Des prix plus élevés au restaurant pour compenser la hausse des coûts des produits
Les factures des restaurants sont de plus en plus élevées en raison de l’inflation. Certains restaurateurs genevois ont été contraints d’augmenter les prix face à la flambée des matières premières, tandis que d’autres révisent leurs recettes, quitte à briser les traditions familiales.
Chez Chiche ou pas chiche à Genève, le houmous est la norme. Ulas Yilmaz et sa mère Aytem préparent cinq kilos chaque matin.

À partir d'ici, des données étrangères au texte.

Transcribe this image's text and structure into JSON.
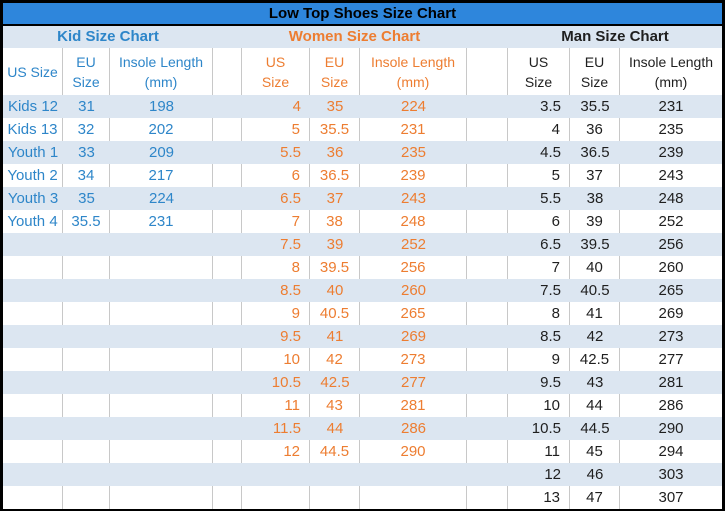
{
  "colors": {
    "title_bar_bg": "#2E86DC",
    "band_row_bg": "#DCE6F1",
    "kid_text": "#2E86C9",
    "women_text": "#ED7D31",
    "man_text": "#1F1F1F",
    "grid_line": "#C8C8C8",
    "outer_border": "#000000"
  },
  "chart_data": {
    "type": "table",
    "title": "Low Top Shoes Size Chart",
    "sections": [
      {
        "name": "Kid Size Chart",
        "columns": [
          "US Size",
          "EU Size",
          "Insole Length (mm)"
        ],
        "rows": [
          [
            "Kids 12",
            "31",
            "198"
          ],
          [
            "Kids 13",
            "32",
            "202"
          ],
          [
            "Youth 1",
            "33",
            "209"
          ],
          [
            "Youth 2",
            "34",
            "217"
          ],
          [
            "Youth 3",
            "35",
            "224"
          ],
          [
            "Youth 4",
            "35.5",
            "231"
          ]
        ]
      },
      {
        "name": "Women Size Chart",
        "columns": [
          "US Size",
          "EU Size",
          "Insole Length (mm)"
        ],
        "rows": [
          [
            "4",
            "35",
            "224"
          ],
          [
            "5",
            "35.5",
            "231"
          ],
          [
            "5.5",
            "36",
            "235"
          ],
          [
            "6",
            "36.5",
            "239"
          ],
          [
            "6.5",
            "37",
            "243"
          ],
          [
            "7",
            "38",
            "248"
          ],
          [
            "7.5",
            "39",
            "252"
          ],
          [
            "8",
            "39.5",
            "256"
          ],
          [
            "8.5",
            "40",
            "260"
          ],
          [
            "9",
            "40.5",
            "265"
          ],
          [
            "9.5",
            "41",
            "269"
          ],
          [
            "10",
            "42",
            "273"
          ],
          [
            "10.5",
            "42.5",
            "277"
          ],
          [
            "11",
            "43",
            "281"
          ],
          [
            "11.5",
            "44",
            "286"
          ],
          [
            "12",
            "44.5",
            "290"
          ]
        ]
      },
      {
        "name": "Man Size Chart",
        "columns": [
          "US Size",
          "EU Size",
          "Insole Length (mm)"
        ],
        "rows": [
          [
            "3.5",
            "35.5",
            "231"
          ],
          [
            "4",
            "36",
            "235"
          ],
          [
            "4.5",
            "36.5",
            "239"
          ],
          [
            "5",
            "37",
            "243"
          ],
          [
            "5.5",
            "38",
            "248"
          ],
          [
            "6",
            "39",
            "252"
          ],
          [
            "6.5",
            "39.5",
            "256"
          ],
          [
            "7",
            "40",
            "260"
          ],
          [
            "7.5",
            "40.5",
            "265"
          ],
          [
            "8",
            "41",
            "269"
          ],
          [
            "8.5",
            "42",
            "273"
          ],
          [
            "9",
            "42.5",
            "277"
          ],
          [
            "9.5",
            "43",
            "281"
          ],
          [
            "10",
            "44",
            "286"
          ],
          [
            "10.5",
            "44.5",
            "290"
          ],
          [
            "11",
            "45",
            "294"
          ],
          [
            "12",
            "46",
            "303"
          ],
          [
            "13",
            "47",
            "307"
          ]
        ]
      }
    ]
  }
}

Les ingrédients n’ont jamais changé : pois chiches, huile d’olive, jus de citron, ail et cumin. Mais l’inflation est meilleure que leur formule. Un tiers du litre d’huile d’olive qui facilitait la préparation a été remplacé par de l’eau. Depuis le début de l’année, le prix de l’huile utilisée au restaurant a augmenté de 20,4 %.
« On mange toujours comme ça. C’est toujours un peu triste de le changer et de le réviser », a déclaré jeudi Ulas Yilmaz à 19h30.
Les restaurateurs ont remarqué que les prix de tous les produits avaient augmenté. Après quelques semaines, le prix des salades a doublé de 1,5 fois et le prix des aubergines a augmenté de 2,7 fois. Ulas Yilmaz a témoigné : « Nous ne voulons pas augmenter la clientèle et perdre des clients. Après le Covid, difficile de renouveler l’envie de retourner dans les restaurants ».
plats plus chers
Pendant ce temps, Yoan Lomet, gérant du restaurant-bar genevois L’éléphant en boîte, a décidé d’augmenter les prix. Depuis un mois, les plats servis au restaurant sont 1 à 2 francs plus chers.
« On n’a pas le choix. On ne peut pas perdre d’argent ou faire zéro travail, ce n’est pas possible. On enlève certains produits, on remplace certains produits, on cherche d’autres formulations… On se réinvente, mais ça bouge aussi. » La solution, c’est d’augmenter les prix et de compliquer la recherche d’autre chose », argumente le restaurateur.
Les factures de ses fournisseurs ont toutes augmenté depuis le début de la guerre d’Ukraine : le vin a augmenté de 7,1 %, le bœuf de 11,4 % et le saumon de 47,5 %.
Sur la terrasse, cependant, les clients ont dit qu’ils étaient prêts à payer plus. Un client a déclaré : » Je ne vais pas au restaurant tous les jours. J’y vais très peu et une petite augmentation ne me dérange pas. » La tendance semble se généraliser. Comme à chaque heure du déjeuner, le restaurant affiche complet le jeudi.